Task 9. Make the summary of the text. Use the key words and word combinations

Text 3

Task 1. Answer the questions:

  1. Do criminals always spend most of their sentences in prison?

  2. Why are some criminals let out early?

  3. Does prison really work?

Task 2. Read the text to get the main idea paying special attention to the underlined parts of the text (key words and word combinations)

Now, the fashion is for "truth-in-sentenc­ing". Such laws require the criminal to spend most of his sentence (usually 85%) in prison, rather than making him eligible for parole after, say, four to six years of a ten-year sentence. There is much to be said for a system that does not leave the public feel­ing cheated about what sentences actually amount to. But, by imposing the 85% aver­age on all offenders, "truth in sentencing" makes it impossible to discriminate be­tween people who seem genuinely remorseful and might be let out early and the more dangerous types who should serve the whole of their sentence.

Since the early 1970s, when the first tough-sentencing laws were introduced, the prison population has risen from 200,000 to 1.1m. If that increase were made up mostly of the violent people that have engendered America's crime panic, that could be counted as a blow against violent crime.
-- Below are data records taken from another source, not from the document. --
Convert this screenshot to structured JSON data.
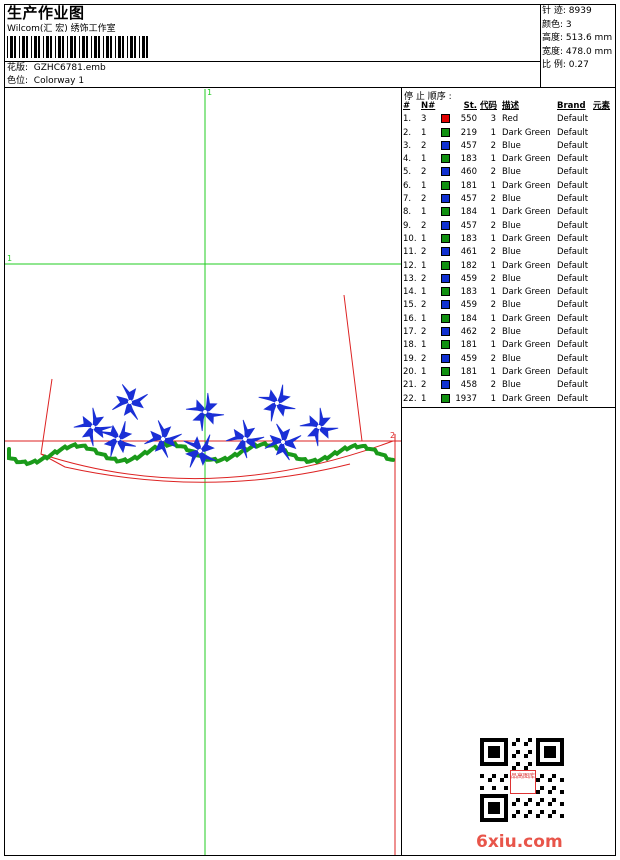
{
  "header": {
    "title": "生产作业图",
    "subtitle": "Wilcom(汇 宏) 绣饰工作室",
    "file_label": "花版:",
    "file_value": "GZHC6781.emb",
    "colorway_label": "色位:",
    "colorway_value": "Colorway 1"
  },
  "stats": [
    {
      "label": "针 迹:",
      "value": "8939"
    },
    {
      "label": "颜色:",
      "value": "3"
    },
    {
      "label": "高度:",
      "value": "513.6 mm"
    },
    {
      "label": "宽度:",
      "value": "478.0 mm"
    },
    {
      "label": "比 例:",
      "value": "0.27"
    }
  ],
  "legend": {
    "title": "停 止 顺序 :",
    "headers": [
      "#",
      "N#",
      "St.",
      "代码",
      "描述",
      "Brand",
      "元素"
    ],
    "rows": [
      {
        "n": "1.",
        "code": "3",
        "st": "550",
        "cnum": "3",
        "desc": "Red",
        "brand": "Default",
        "color": "#e00000"
      },
      {
        "n": "2.",
        "code": "1",
        "st": "219",
        "cnum": "1",
        "desc": "Dark Green",
        "brand": "Default",
        "color": "#109010"
      },
      {
        "n": "3.",
        "code": "2",
        "st": "457",
        "cnum": "2",
        "desc": "Blue",
        "brand": "Default",
        "color": "#1030d0"
      },
      {
        "n": "4.",
        "code": "1",
        "st": "183",
        "cnum": "1",
        "desc": "Dark Green",
        "brand": "Default",
        "color": "#109010"
      },
      {
        "n": "5.",
        "code": "2",
        "st": "460",
        "cnum": "2",
        "desc": "Blue",
        "brand": "Default",
        "color": "#1030d0"
      },
      {
        "n": "6.",
        "code": "1",
        "st": "181",
        "cnum": "1",
        "desc": "Dark Green",
        "brand": "Default",
        "color": "#109010"
      },
      {
        "n": "7.",
        "code": "2",
        "st": "457",
        "cnum": "2",
        "desc": "Blue",
        "brand": "Default",
        "color": "#1030d0"
      },
      {
        "n": "8.",
        "code": "1",
        "st": "184",
        "cnum": "1",
        "desc": "Dark Green",
        "brand": "Default",
        "color": "#109010"
      },
      {
        "n": "9.",
        "code": "2",
        "st": "457",
        "cnum": "2",
        "desc": "Blue",
        "brand": "Default",
        "color": "#1030d0"
      },
      {
        "n": "10.",
        "code": "1",
        "st": "183",
        "cnum": "1",
        "desc": "Dark Green",
        "brand": "Default",
        "color": "#109010"
      },
      {
        "n": "11.",
        "code": "2",
        "st": "461",
        "cnum": "2",
        "desc": "Blue",
        "brand": "Default",
        "color": "#1030d0"
      },
      {
        "n": "12.",
        "code": "1",
        "st": "182",
        "cnum": "1",
        "desc": "Dark Green",
        "brand": "Default",
        "color": "#109010"
      },
      {
        "n": "13.",
        "code": "2",
        "st": "459",
        "cnum": "2",
        "desc": "Blue",
        "brand": "Default",
        "color": "#1030d0"
      },
      {
        "n": "14.",
        "code": "1",
        "st": "183",
        "cnum": "1",
        "desc": "Dark Green",
        "brand": "Default",
        "color": "#109010"
      },
      {
        "n": "15.",
        "code": "2",
        "st": "459",
        "cnum": "2",
        "desc": "Blue",
        "brand": "Default",
        "color": "#1030d0"
      },
      {
        "n": "16.",
        "code": "1",
        "st": "184",
        "cnum": "1",
        "desc": "Dark Green",
        "brand": "Default",
        "color": "#109010"
      },
      {
        "n": "17.",
        "code": "2",
        "st": "462",
        "cnum": "2",
        "desc": "Blue",
        "brand": "Default",
        "color": "#1030d0"
      },
      {
        "n": "18.",
        "code": "1",
        "st": "181",
        "cnum": "1",
        "desc": "Dark Green",
        "brand": "Default",
        "color": "#109010"
      },
      {
        "n": "19.",
        "code": "2",
        "st": "459",
        "cnum": "2",
        "desc": "Blue",
        "brand": "Default",
        "color": "#1030d0"
      },
      {
        "n": "20.",
        "code": "1",
        "st": "181",
        "cnum": "1",
        "desc": "Dark Green",
        "brand": "Default",
        "color": "#109010"
      },
      {
        "n": "21.",
        "code": "2",
        "st": "458",
        "cnum": "2",
        "desc": "Blue",
        "brand": "Default",
        "color": "#1030d0"
      },
      {
        "n": "22.",
        "code": "1",
        "st": "1937",
        "cnum": "1",
        "desc": "Dark Green",
        "brand": "Default",
        "color": "#109010"
      }
    ]
  },
  "canvas": {
    "marker_top": "1",
    "marker_left": "1",
    "marker_right": "2",
    "guide_color": "#22cc22",
    "outline_color": "#dd2222",
    "flower_color": "#1a2fd6",
    "vine_color": "#1a9a1a"
  },
  "watermark": {
    "qr_stamp": "品高图库",
    "text": "6xiu.com"
  }
}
But it is not: the biggest increase is in non-violent drug offenders.

Between 1980 and now, the proportion of those sentenced to prison for non-vio­lent property crimes has remained about the same (two-fifths). The number of those sentenced for drugs has soared (from one-tenth to over one-third).
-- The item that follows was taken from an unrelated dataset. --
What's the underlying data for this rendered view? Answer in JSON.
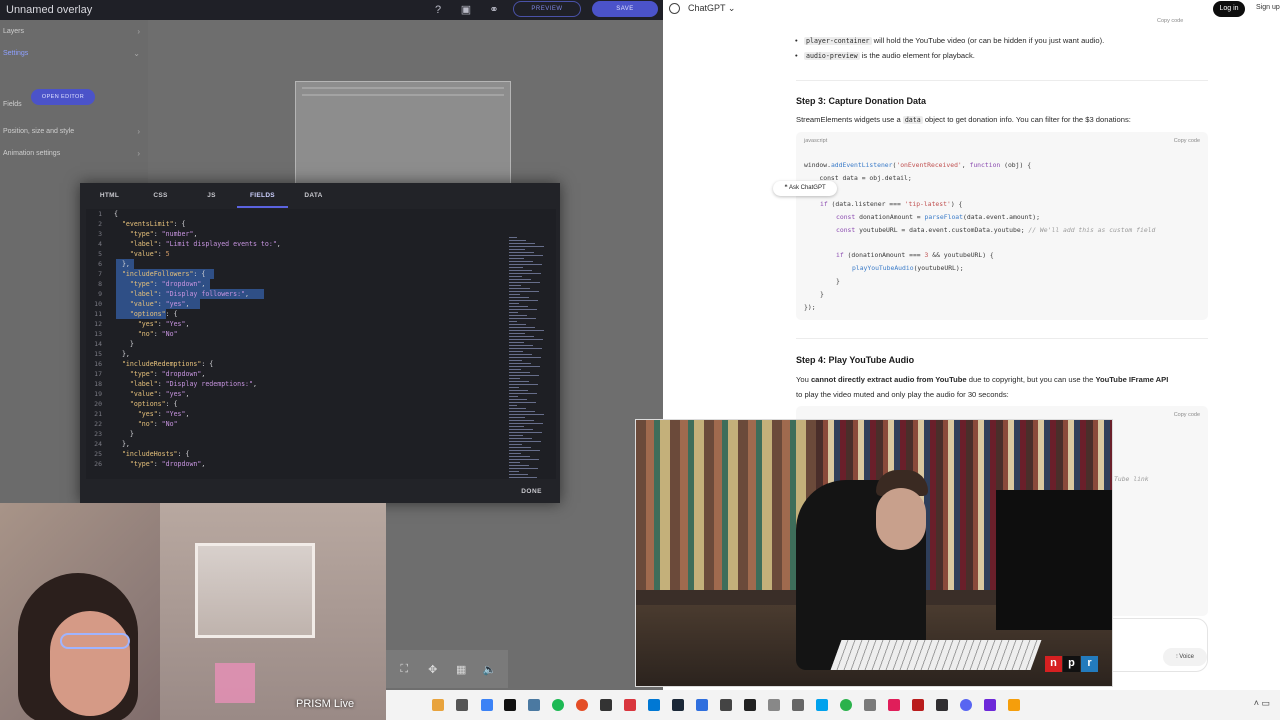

And so what, you might ask? Non-vio­lent crime still matters. Even if America's crime panic is related to violence, it is right and proper that the system should be seek­ing to minimize all crime. The prison popu­lation is going up. The crime figures are go­ing down. Let 'em rot. As the right says: "Prison works."
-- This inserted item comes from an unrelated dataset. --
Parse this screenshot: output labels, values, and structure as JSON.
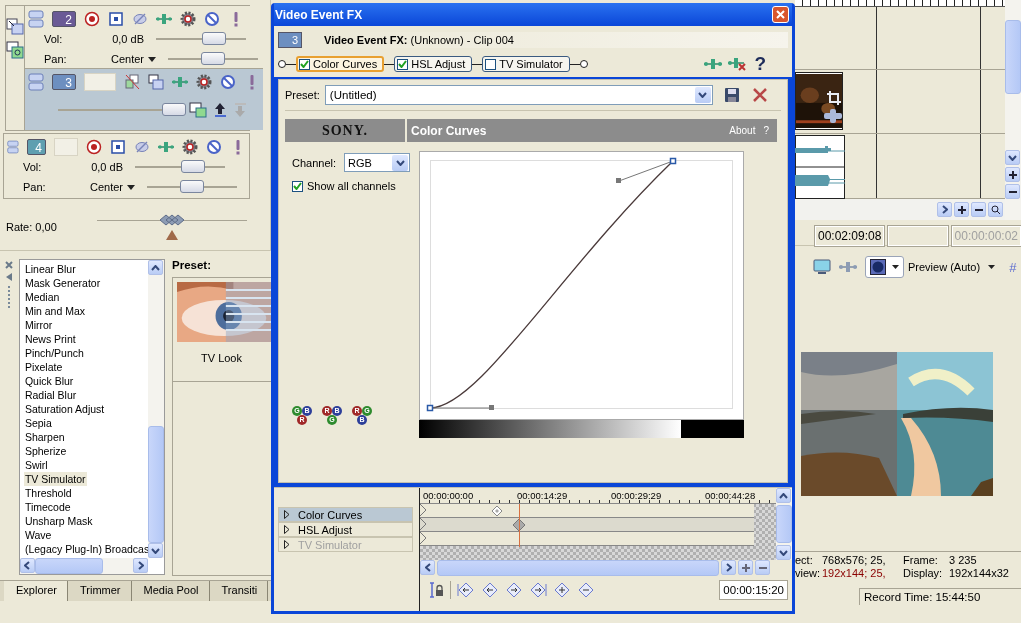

Or does it? That depends on what you mean by "works". To many people, prison can strongly influence the trend in the crime rate: putting a lot of people in prison, they believe, can achieve a long-term reversal of rising crime. This must be doubtful. Yes, crime is falling now. But it also fell in the early 1980s, rose in the late 1980s and fell again in the early 1990s. The prison population rose through the whole period.

If there is any single explanation for these changes, it would seem to lie in demo­graphics. Young men commit by far and away the largest number of crimes so when there are more of them around, proportionately, the crime rate goes up. .

But demographics cannot be the only explanation. If it were, crime would have fallen in the second half of the 1980s, when there were fewer teenagers. In fact, it rose.

Why? The answer is probably drugs. What seems to have happened is that the appearance of crack in late 1985 shook up the drugs-distribution business. The num­ber of dealers increased, kids with no capi­tal got into the business and gangs com­peted murderously for market share.

This theory would account for the de­cline in homicides in the 1990s. Crack con­sumption seems to be falling — possibly just because drugs go in and out of fashion, pos­sibly because teenagers have seen how bad the stuff is. And the market has matured as well as declined. Policemen and research­ers say territories have been carved out, boundaries set. With competition less rife, murders have declined.

The significance of all this is that it loosens the connection between the rise in the prison population and the fall in the crime rate. Crime might have fallen anyway. A combination of demographic and social explanations, rather than changes in the prison population, seems to account for much of the changing pattern of crime.